Home National Board impressed with NEPC’s performance

WINDHOEK – The Board of New Era Publication Corporation (NEPC) is impressed with the SOE’s performance for the period July to September 2014.

On the other hand the NEPC board of directors chaired by Tarah Shaanika says even though it is satisfied with NEPC’s performance it wants to see more effort made in achieving better results.
“When we meet next time, I hope we would have raised the bar in performance,” said Shaanika when speaking at the NEPC’s quarterly performance presentation held last Friday.
NEPC Chief Executive Officer Dr Audrin Mathe said that among plans for the quarter was to reduce costs by 5 percent, implement a performance management system, carry out a human resource audit, develop a brand and communication plan, increase market share, increase readership and develop a bankable business plan.
According to NEPC financial manager Immanuel Awene the corporation has outperformed its targets by spending 24 percent less and was 56 percent over target in debt collection.
“Our expenditure is intact,” he said, however, when it comes to profit, the corporation was operating on a break-even scenario where much of the revenue was being gobbled up by printing costs.

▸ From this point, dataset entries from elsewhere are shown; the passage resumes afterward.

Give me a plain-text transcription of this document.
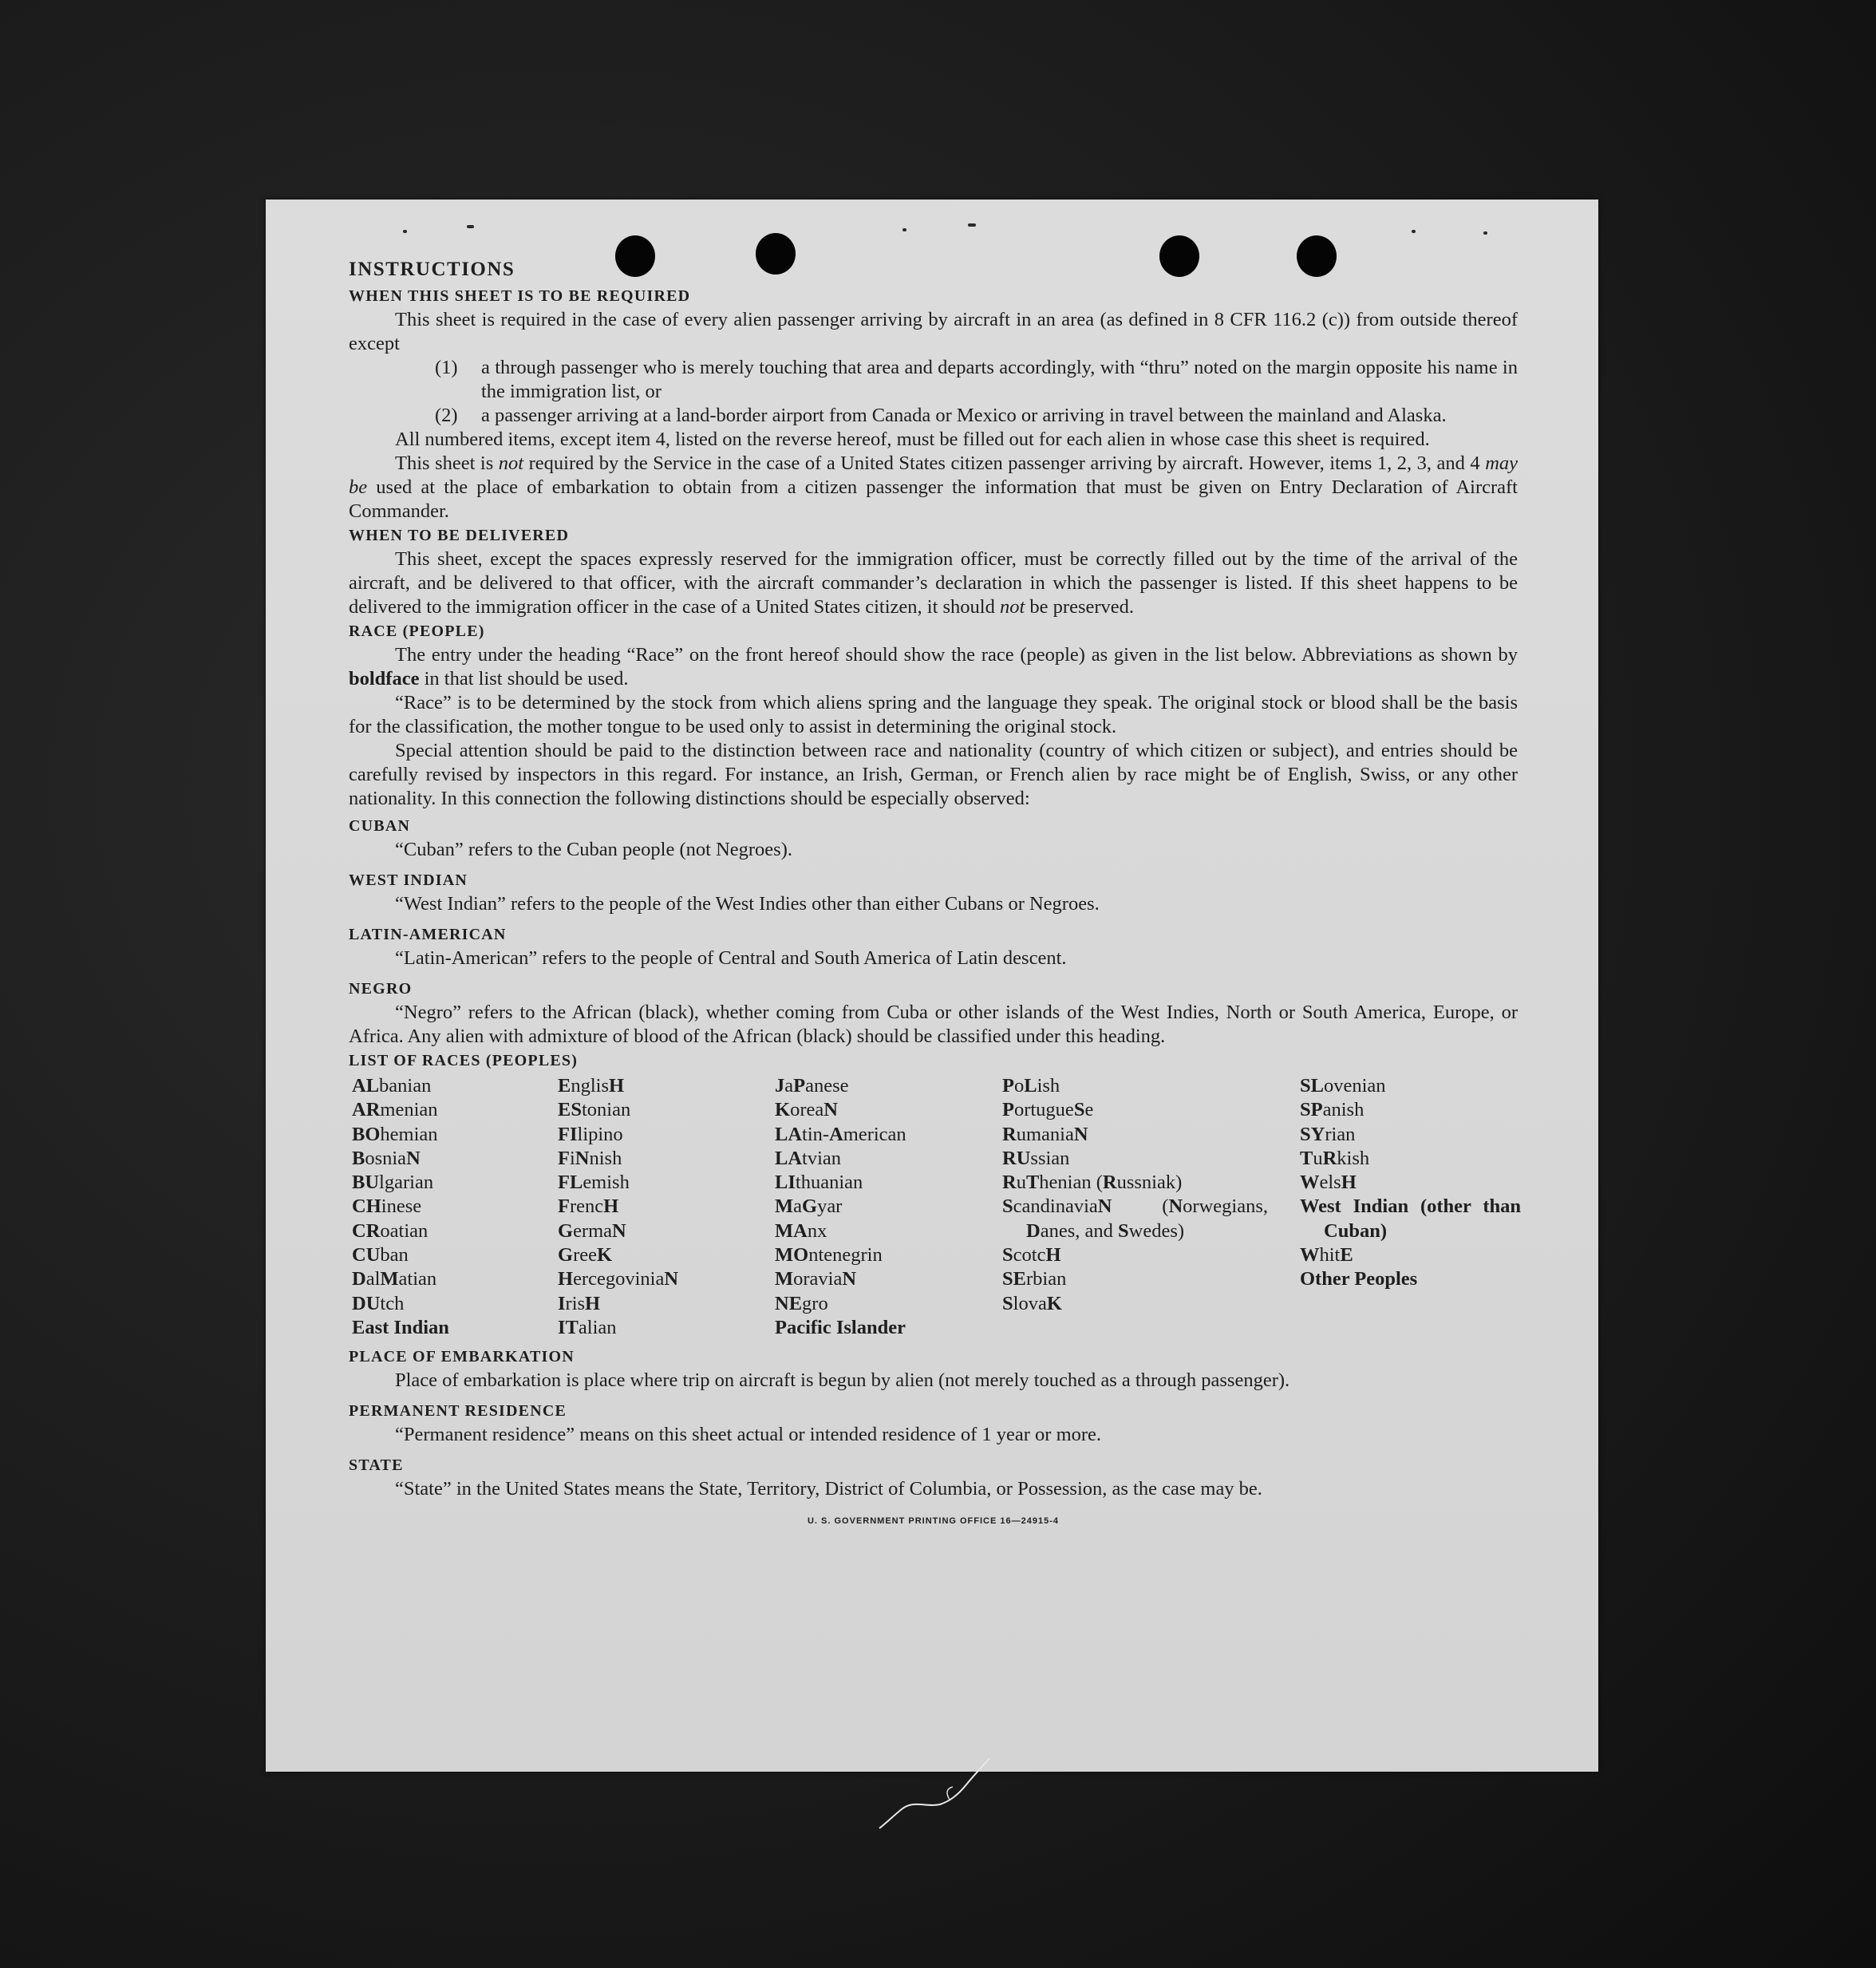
INSTRUCTIONS

WHEN THIS SHEET IS TO BE REQUIRED

This sheet is required in the case of every alien passenger arriving by aircraft in an area (as defined in 8 CFR 116.2 (c)) from outside thereof except

(1)	a through passenger who is merely touching that area and departs accordingly, with “thru” noted on the margin opposite his name in the immigration list, or
(2)	a passenger arriving at a land-border airport from Canada or Mexico or arriving in travel between the mainland and Alaska.

All numbered items, except item 4, listed on the reverse hereof, must be filled out for each alien in whose case this sheet is required.

This sheet is not required by the Service in the case of a United States citizen passenger arriving by aircraft. However, items 1, 2, 3, and 4 may be used at the place of embarkation to obtain from a citizen passenger the information that must be given on Entry Declaration of Aircraft Commander.

WHEN TO BE DELIVERED

This sheet, except the spaces expressly reserved for the immigration officer, must be correctly filled out by the time of the arrival of the aircraft, and be delivered to that officer, with the aircraft commander’s declaration in which the passenger is listed. If this sheet happens to be delivered to the immigration officer in the case of a United States citizen, it should not be preserved.

RACE (PEOPLE)

The entry under the heading “Race” on the front hereof should show the race (people) as given in the list below. Abbreviations as shown by boldface in that list should be used.

“Race” is to be determined by the stock from which aliens spring and the language they speak. The original stock or blood shall be the basis for the classification, the mother tongue to be used only to assist in determining the original stock.

Special attention should be paid to the distinction between race and nationality (country of which citizen or subject), and entries should be carefully revised by inspectors in this regard. For instance, an Irish, German, or French alien by race might be of English, Swiss, or any other nationality. In this connection the following distinctions should be especially observed:

CUBAN

“Cuban” refers to the Cuban people (not Negroes).

WEST INDIAN

“West Indian” refers to the people of the West Indies other than either Cubans or Negroes.

LATIN-AMERICAN

“Latin-American” refers to the people of Central and South America of Latin descent.

NEGRO

“Negro” refers to the African (black), whether coming from Cuba or other islands of the West Indies, North or South America, Europe, or Africa. Any alien with admixture of blood of the African (black) should be classified under this heading.

LIST OF RACES (PEOPLES)

ALbanian
ARmenian
BOhemian
BosniaN
BUlgarian
CHinese
CRoatian
CUban
DalMatian
DUtch
East Indian
EnglisH
EStonian
FIlipino
FiNnish
FLemish
FrencH
GermaN
GreeK
HercegoviniaN
IrisH
ITalian
JaPanese
KoreaN
LAtin-American
LAtvian
LIthuanian
MaGyar
MAnx
MOntenegrin
MoraviaN
NEgro
Pacific Islander
PoLish
PortugueSe
RumaniaN
RUssian
RuThenian (Russniak)
ScandinaviaN (Norwegians, Danes, and Swedes)
ScotcH
SErbian
SlovaK
SLovenian
SPanish
SYrian
TuRkish
WelsH
West Indian (other than Cuban)
WhitE
Other Peoples

PLACE OF EMBARKATION

Place of embarkation is place where trip on aircraft is begun by alien (not merely touched as a through passenger).

PERMANENT RESIDENCE

“Permanent residence” means on this sheet actual or intended residence of 1 year or more.

STATE

“State” in the United States means the State, Territory, District of Columbia, or Possession, as the case may be.

U. S. GOVERNMENT PRINTING OFFICE 16—24915-4
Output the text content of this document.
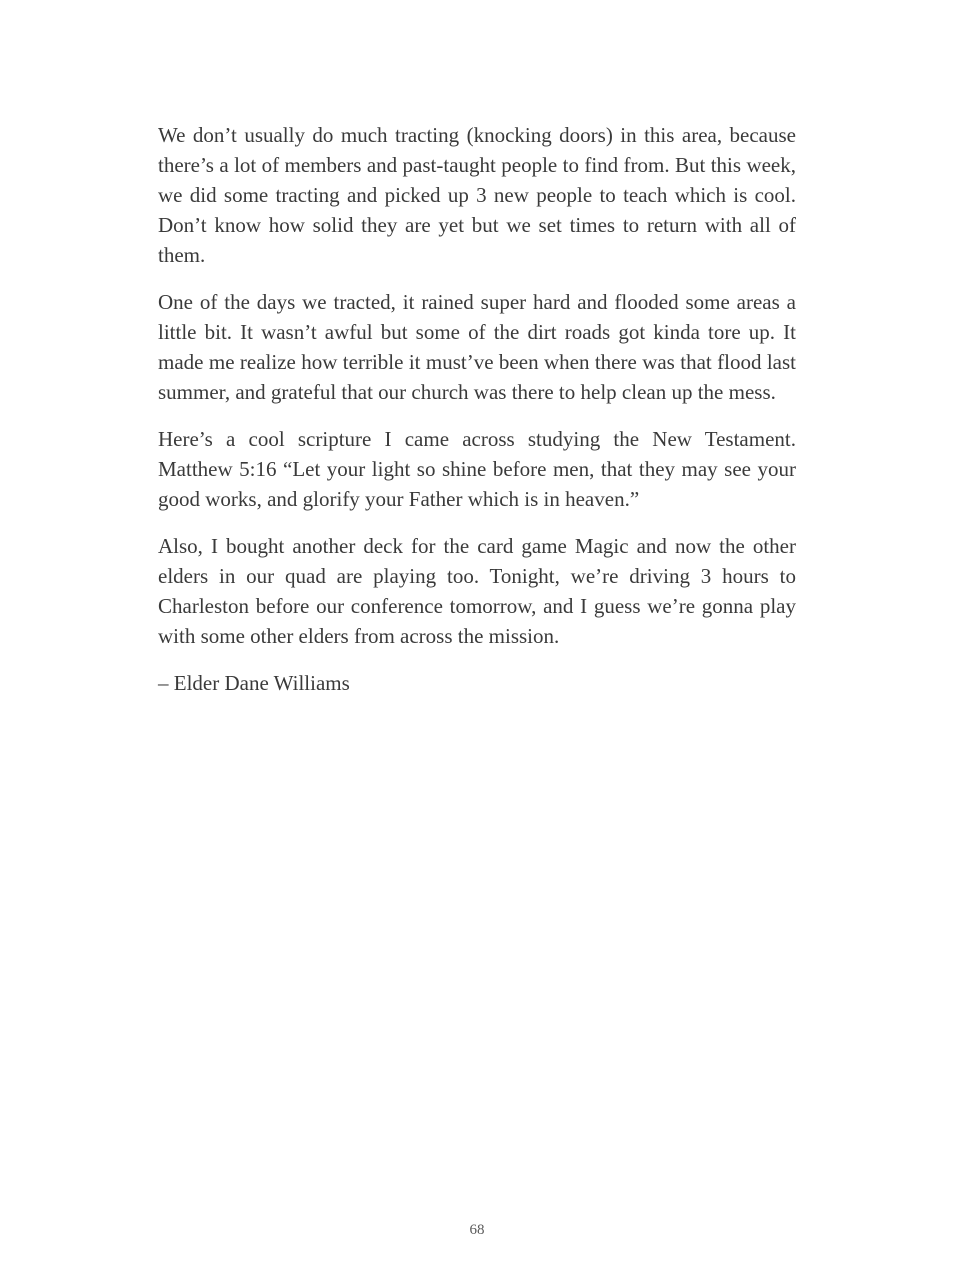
We don’t usually do much tracting (knocking doors) in this area, because there’s a lot of members and past-taught people to find from. But this week, we did some tracting and picked up 3 new people to teach which is cool. Don’t know how solid they are yet but we set times to return with all of them.

One of the days we tracted, it rained super hard and flooded some areas a little bit. It wasn’t awful but some of the dirt roads got kinda tore up. It made me realize how terrible it must’ve been when there was that flood last summer, and grateful that our church was there to help clean up the mess.

Here’s a cool scripture I came across studying the New Testament. Matthew 5:16 “Let your light so shine before men, that they may see your good works, and glorify your Father which is in heaven.”

Also, I bought another deck for the card game Magic and now the other elders in our quad are playing too. Tonight, we’re driving 3 hours to Charleston before our conference tomorrow, and I guess we’re gonna play with some other elders from across the mission.

– Elder Dane Williams

68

He said if NEPC had its own printing press, there would be considerable reduction in printing costs.
Awene placed the corporation’s success rate at 85 percent for the quarter in the areas of financial management, people management as well as image and brand management.
NEPC human resources manager Olivia Uushona-Kangandjela said there was a 6 percent staff turnover mainly due to voluntary resignations and added that the biggest challenge was gender balance, with no woman on executive management level.
NEPC commercial manager Roy Klaassen said sales revenue for both the New Era and Kundana newspapers had increased when compared to the same period last year.
NEPC managing editor Toivo Ndjebela said the English daily continues to realign its content aggressively and has seen significant growth in readership, especially on social network sites.